Causal Attribution

Did the Program Cause the Outcome?

Module 5: Program Evaluation and Outcomes Depth: Application | Target: ~1,500 words

Thesis: The hardest question in program evaluation is “did the program cause the outcome?” — and most evaluations answer it poorly because they confuse correlation with causation or fail to construct a credible counterfactual.


The Attribution Problem

A federally qualified health center implements a HRSA-funded behavioral health integration initiative. Twelve months later, PHQ-9 screening rates have increased from 18% to 53%. The semi-annual progress report states: “The program resulted in a 35-percentage-point increase in behavioral health screening.” The funder reads this and should ask the question that most progress reports never answer: how do you know the program caused the increase?

This is the attribution problem. It is the central challenge in program evaluation, and it is the challenge that most grant-funded programs handle poorly or not at all. The program implemented an intervention. An outcome changed. The report asserts a causal link between the two. But temporal sequence is not causation. The fact that the outcome changed after the program was implemented does not establish that the outcome changed because the program was implemented. At least four alternative explanations exist for any observed improvement:

Secular trend. The outcome was already improving before the program began, and would have continued improving without it. If statewide PHQ-9 screening rates increased 20 percentage points over the same period due to CMS quality measure incentives and EHR vendor updates that embedded screening prompts, then the program’s incremental contribution is not 35 points — it is 35 minus whatever portion of the increase would have occurred anyway.

Confounding interventions. Other changes occurred during the same period that could explain the outcome. A new behavioral health provider was hired outside the grant at one of three sites. The health system implemented a new EHR with embedded clinical decision support. The state Medicaid program added a quality bonus for depression screening. Each of these could independently increase screening rates. The grant program may have contributed, but it was not the only thing that changed.

Regression to the mean. If the baseline period was unusually low — a COVID-era trough, a staffing crisis, a system migration that disrupted workflows — the observed improvement may simply be a return to normal. An organization that measures its baseline during its worst quarter will observe improvement that is partly recovery, not program effect.

Selection bias.

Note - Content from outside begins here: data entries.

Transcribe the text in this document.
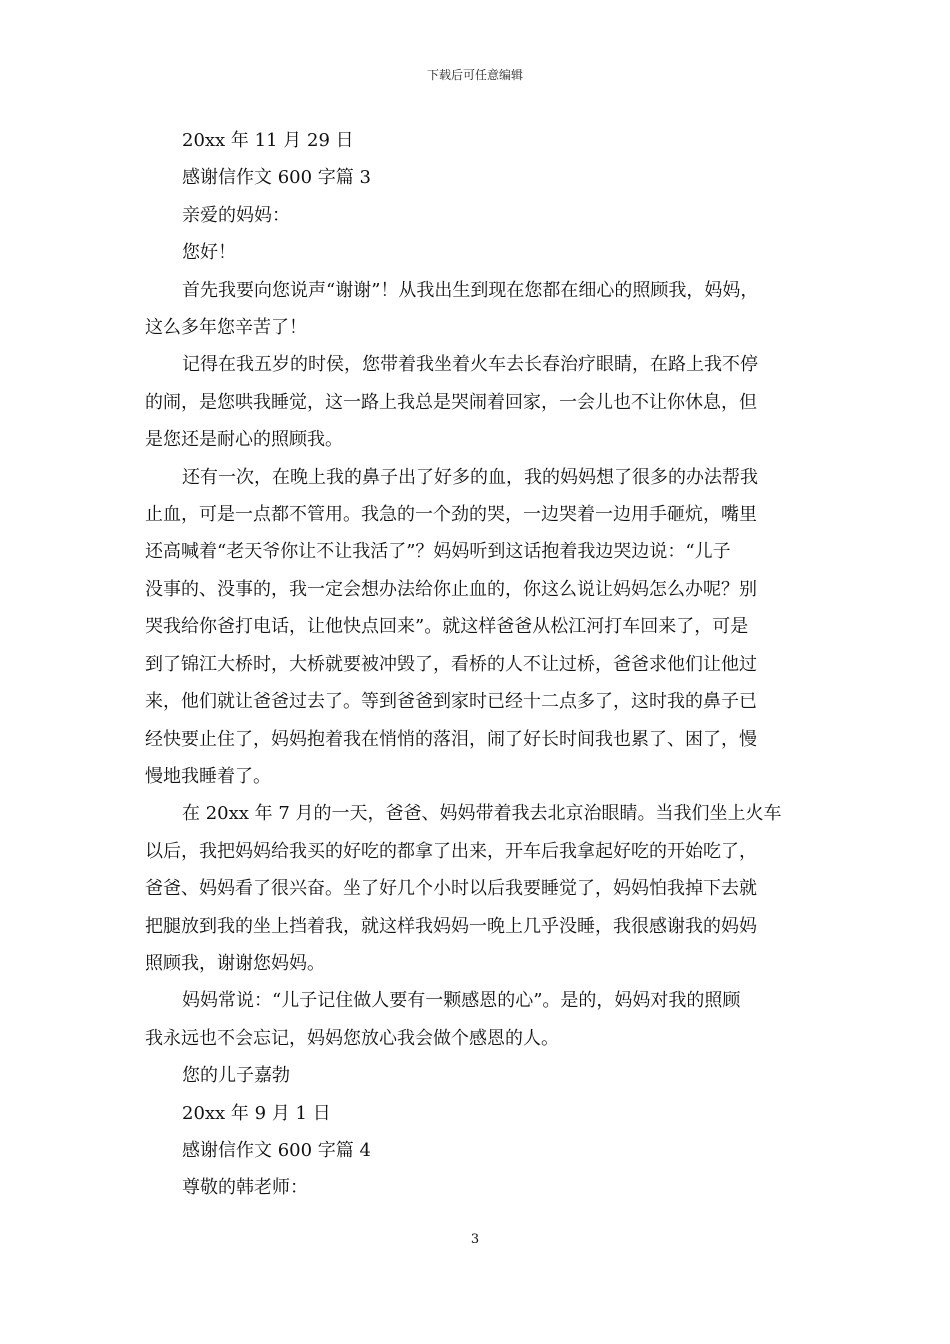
下载后可任意编辑

20xx 年 11 月 29 日

感谢信作文 600 字篇 3

亲爱的妈妈：

您好！

首先我要向您说声“谢谢”！从我出生到现在您都在细心的照顾我，妈妈，
这么多年您辛苦了！
记得在我五岁的时侯，您带着我坐着火车去长春治疗眼睛，在路上我不停
的闹，是您哄我睡觉，这一路上我总是哭闹着回家，一会儿也不让你休息，但
是您还是耐心的照顾我。
还有一次，在晚上我的鼻子出了好多的血，我的妈妈想了很多的办法帮我
止血，可是一点都不管用。我急的一个劲的哭，一边哭着一边用手砸炕，嘴里
还高喊着“老天爷你让不让我活了”？妈妈听到这话抱着我边哭边说：“儿子
没事的、没事的，我一定会想办法给你止血的，你这么说让妈妈怎么办呢？别
哭我给你爸打电话，让他快点回来”。就这样爸爸从松江河打车回来了，可是
到了锦江大桥时，大桥就要被冲毁了，看桥的人不让过桥，爸爸求他们让他过
来，他们就让爸爸过去了。等到爸爸到家时已经十二点多了，这时我的鼻子已
经快要止住了，妈妈抱着我在悄悄的落泪，闹了好长时间我也累了、困了，慢
慢地我睡着了。
在 20xx 年 7 月的一天，爸爸、妈妈带着我去北京治眼睛。当我们坐上火车
以后，我把妈妈给我买的好吃的都拿了出来，开车后我拿起好吃的开始吃了，
爸爸、妈妈看了很兴奋。坐了好几个小时以后我要睡觉了，妈妈怕我掉下去就
把腿放到我的坐上挡着我，就这样我妈妈一晚上几乎没睡，我很感谢我的妈妈
照顾我，谢谢您妈妈。
妈妈常说：“儿子记住做人要有一颗感恩的心”。是的，妈妈对我的照顾
我永远也不会忘记，妈妈您放心我会做个感恩的人。

您的儿子嘉勃

20xx 年 9 月 1 日

感谢信作文 600 字篇 4

尊敬的韩老师：

3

If the program targeted sites or populations that were already motivated to change, the observed improvement may reflect pre-existing momentum rather than program impact. Sites that apply for behavioral health integration grants are, by definition, sites that have identified behavioral health as a priority. Their trajectory may differ from non-applicant sites regardless of the grant.

The attribution problem is not a statistical nuisance. It is the difference between knowing whether a $2.4 million investment produced results and hoping it did. Shadish, Cook, and Campbell (2002) define internal validity as the degree to which a study supports a causal inference — and they demonstrate, comprehensively, that observational designs without counterfactual reasoning have weak internal validity regardless of how carefully the outcome is measured.


The Counterfactual

To attribute an outcome to a program, you must answer a question that cannot be directly observed: what would have happened without the program? This unobserved scenario is the counterfactual. It is the foundation of all causal inference, and it is never directly available. It must be constructed through evaluation design.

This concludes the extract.